It’s the oldest story in the book: boy meets girl, boy loses girl in freak lawnmower accident, boy rebuilds girl using the mismatched body parts of dead prostitutes…well, maybe Frankenhooker (1990) isn’t the oldest story in the book, but it is an entertaining one.
Jeffrey Franken (James Lorinz) is a lucky guy. His life might not be perfect―he’s been kicked out of three medical schools and still lives at home in New Jersey with his mother (Louise Lasser, far, far away from Mary Hartman)―but at least he’s found a loving fiancée, Elizabeth Shelley (Patty Mullen). Jeffrey works as an electrician, but he keeps a lab in his mom’s garage, where he likes to tinker (i.e., conduct unusual medical experiments, one of which appears to be a living human brain embedded with a large eyeball).
How Jeffrey ever got a girl in the first place is a mystery. He’s a mumbling, antisocial shut-in who seems to care for nothing but his weird research. But he does love the slightly zaftig Elizabeth, and she loves him. Life is good. But, as you know, the universe has a way of throwing curveballs.
Faster than you can say “complicating incident,” Elizabeth is killed by a remote-controlled lawnmower run amok. But these things happen; what’s unusual is that not all of Elizabeth’s body parts can be located.
Cut (ahem) to Jeffrey’s garage/laboratory, where we find him excitedly promising Elizabeth’s decapitated head that he will find a way to rebuild her―to make her better (and sexier) than she was before. He has the technology. All he needs is the right parts.
A visit to New York and a pimp named Zorro provides Jeffrey with all the raw material he could possibly need, as well as an idea for humanely killing his feminine fodder. As we all know, prostitutes love crack cocaine. So, he buys some crack from Zorro (Editor’s note: That’s a phrase I never thought I’d write), and a little tinkering later―voila, super-crack! A couple hits of this and the hookers will peacefully fade away. Unfortunately, Jeffrey’s pharmacology skills are not on a par with his medical and electrical skills. This new crack doesn’t just blow your mind, it blows you up…literally.
Soon, Jeffrey is awash in detonated hookers and has all the body parts he could possibly use. Before long, he has Elizabeth sewn back together and reanimated. But as we all know, once they’ve died and come back, they’re never the same.
I don’t want to spoil the end of the flick for you, but as you can probably guess, all does not turn out well for our star-crossed lovers. But that doesn’t mean that there isn’t a glimmer of hope to close out the film.

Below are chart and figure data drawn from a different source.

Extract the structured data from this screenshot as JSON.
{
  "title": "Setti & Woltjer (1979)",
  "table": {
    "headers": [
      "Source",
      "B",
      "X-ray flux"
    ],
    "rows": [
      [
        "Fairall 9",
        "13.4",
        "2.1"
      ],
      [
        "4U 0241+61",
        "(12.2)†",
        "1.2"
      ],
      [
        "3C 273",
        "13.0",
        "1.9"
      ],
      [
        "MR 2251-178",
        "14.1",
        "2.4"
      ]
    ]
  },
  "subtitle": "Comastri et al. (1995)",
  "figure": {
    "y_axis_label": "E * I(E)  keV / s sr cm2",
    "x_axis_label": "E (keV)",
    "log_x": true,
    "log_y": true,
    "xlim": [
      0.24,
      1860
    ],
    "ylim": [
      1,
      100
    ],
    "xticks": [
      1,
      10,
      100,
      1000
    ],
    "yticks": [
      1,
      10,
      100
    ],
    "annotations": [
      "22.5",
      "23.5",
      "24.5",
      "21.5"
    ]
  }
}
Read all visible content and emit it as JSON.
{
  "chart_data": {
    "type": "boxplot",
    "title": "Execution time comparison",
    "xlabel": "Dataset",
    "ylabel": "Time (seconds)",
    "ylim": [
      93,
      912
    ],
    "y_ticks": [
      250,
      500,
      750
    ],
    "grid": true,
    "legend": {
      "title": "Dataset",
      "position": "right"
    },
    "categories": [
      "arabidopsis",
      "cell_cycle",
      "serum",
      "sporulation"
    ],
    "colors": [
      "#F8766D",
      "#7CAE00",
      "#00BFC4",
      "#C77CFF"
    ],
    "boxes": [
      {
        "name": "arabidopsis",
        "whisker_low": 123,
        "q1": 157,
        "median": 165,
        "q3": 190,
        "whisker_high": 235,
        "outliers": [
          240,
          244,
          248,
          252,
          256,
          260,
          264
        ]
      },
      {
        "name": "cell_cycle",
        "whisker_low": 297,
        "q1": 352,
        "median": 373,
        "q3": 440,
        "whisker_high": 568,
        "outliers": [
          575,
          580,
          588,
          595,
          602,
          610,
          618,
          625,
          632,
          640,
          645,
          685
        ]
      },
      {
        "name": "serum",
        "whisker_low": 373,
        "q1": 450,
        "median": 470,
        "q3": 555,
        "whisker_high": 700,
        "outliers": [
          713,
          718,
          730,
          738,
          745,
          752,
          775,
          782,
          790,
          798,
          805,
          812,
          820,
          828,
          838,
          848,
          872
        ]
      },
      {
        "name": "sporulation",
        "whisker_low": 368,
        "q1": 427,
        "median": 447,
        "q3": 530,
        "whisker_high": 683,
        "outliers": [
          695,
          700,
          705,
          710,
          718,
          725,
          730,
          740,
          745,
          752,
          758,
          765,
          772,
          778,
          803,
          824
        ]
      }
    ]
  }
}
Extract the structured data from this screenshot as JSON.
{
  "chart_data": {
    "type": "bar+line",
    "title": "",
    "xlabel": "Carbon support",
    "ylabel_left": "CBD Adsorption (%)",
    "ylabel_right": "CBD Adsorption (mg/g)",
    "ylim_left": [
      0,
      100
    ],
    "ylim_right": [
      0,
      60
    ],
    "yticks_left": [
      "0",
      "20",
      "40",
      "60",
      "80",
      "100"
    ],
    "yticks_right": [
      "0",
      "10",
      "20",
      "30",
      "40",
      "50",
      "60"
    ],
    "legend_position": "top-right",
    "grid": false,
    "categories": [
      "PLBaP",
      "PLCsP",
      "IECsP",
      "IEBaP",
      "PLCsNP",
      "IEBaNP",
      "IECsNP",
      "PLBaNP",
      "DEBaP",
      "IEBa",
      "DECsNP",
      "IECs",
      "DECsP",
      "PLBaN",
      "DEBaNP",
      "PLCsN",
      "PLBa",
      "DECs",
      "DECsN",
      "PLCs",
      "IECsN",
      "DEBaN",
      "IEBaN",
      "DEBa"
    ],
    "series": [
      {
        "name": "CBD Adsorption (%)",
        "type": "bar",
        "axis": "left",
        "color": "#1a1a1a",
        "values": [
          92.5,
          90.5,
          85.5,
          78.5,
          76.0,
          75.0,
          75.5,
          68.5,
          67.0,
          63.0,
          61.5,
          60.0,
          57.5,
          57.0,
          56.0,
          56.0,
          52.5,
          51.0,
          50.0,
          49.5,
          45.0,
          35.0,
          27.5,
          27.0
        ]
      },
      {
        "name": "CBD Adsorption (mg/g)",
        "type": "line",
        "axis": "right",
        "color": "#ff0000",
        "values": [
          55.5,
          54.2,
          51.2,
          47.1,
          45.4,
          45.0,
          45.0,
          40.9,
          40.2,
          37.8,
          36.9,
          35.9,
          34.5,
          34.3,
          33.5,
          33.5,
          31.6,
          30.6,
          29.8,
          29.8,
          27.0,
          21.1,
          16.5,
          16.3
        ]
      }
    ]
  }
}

Frank Henenlotter, director of such classics as Basket Case and Brain Damage, has given us a movie that’s rather imbalanced tonally. Frankenhooker is clearly meant to be a farce, but for the most part it’s played pretty straight. Also, the two leads seem to be in different films. As Jeffrey, James Lorinz gives a rather earnest, method-y performance—kind of like Andrew McCarthy meets James Dean. But as Elizabeth/Frankenhooker, Patty Mullen is a hoot, all spastic expressions and Joisey accent, lumbering down the street trolling for a date. And a cameo by John Zacherle, one of the first horror movie hosts on television, feels like it belongs, well, on a television horror show.
So, Frankenhooker is something of a mixed bag, but that makes sense. I mean, it is made up of pieces that don’t quite fit. And who knows, maybe it’s supposed to feel that way. One thing’s for sure: They just don’t make ‘em like this anymore. Perhaps it’s because they can’t find the right parts.
~Theron Neel
“What’s in the basket?”
As children, Duane and Belial were quite happy as one, but their father insisted they be separated. And though the operation was a success—with Duane being the surviving entity, as they say in business—Belial was not disposed of effectively. So, of course, Duane retrieved Belial from the trash and stashed him in a basket. Belial then wreaked vengeance of a biblical sort on their father, and the boys were raised by their amazingly sympathetic aunt, who sensed their secret but told no one.
As you might expect, Duane and Belial’s tale spirals downward from there. In print, the plot of Basket Case seems grim, but onscreen it manages to be fairly amusing in a dismal way. While watching the movie, I got the feeling there was a subversive layer of symbolism at play. As I wondered earlier: what’s really in the basket? Could it be Duane’s repressed homosexuality? You be the judge.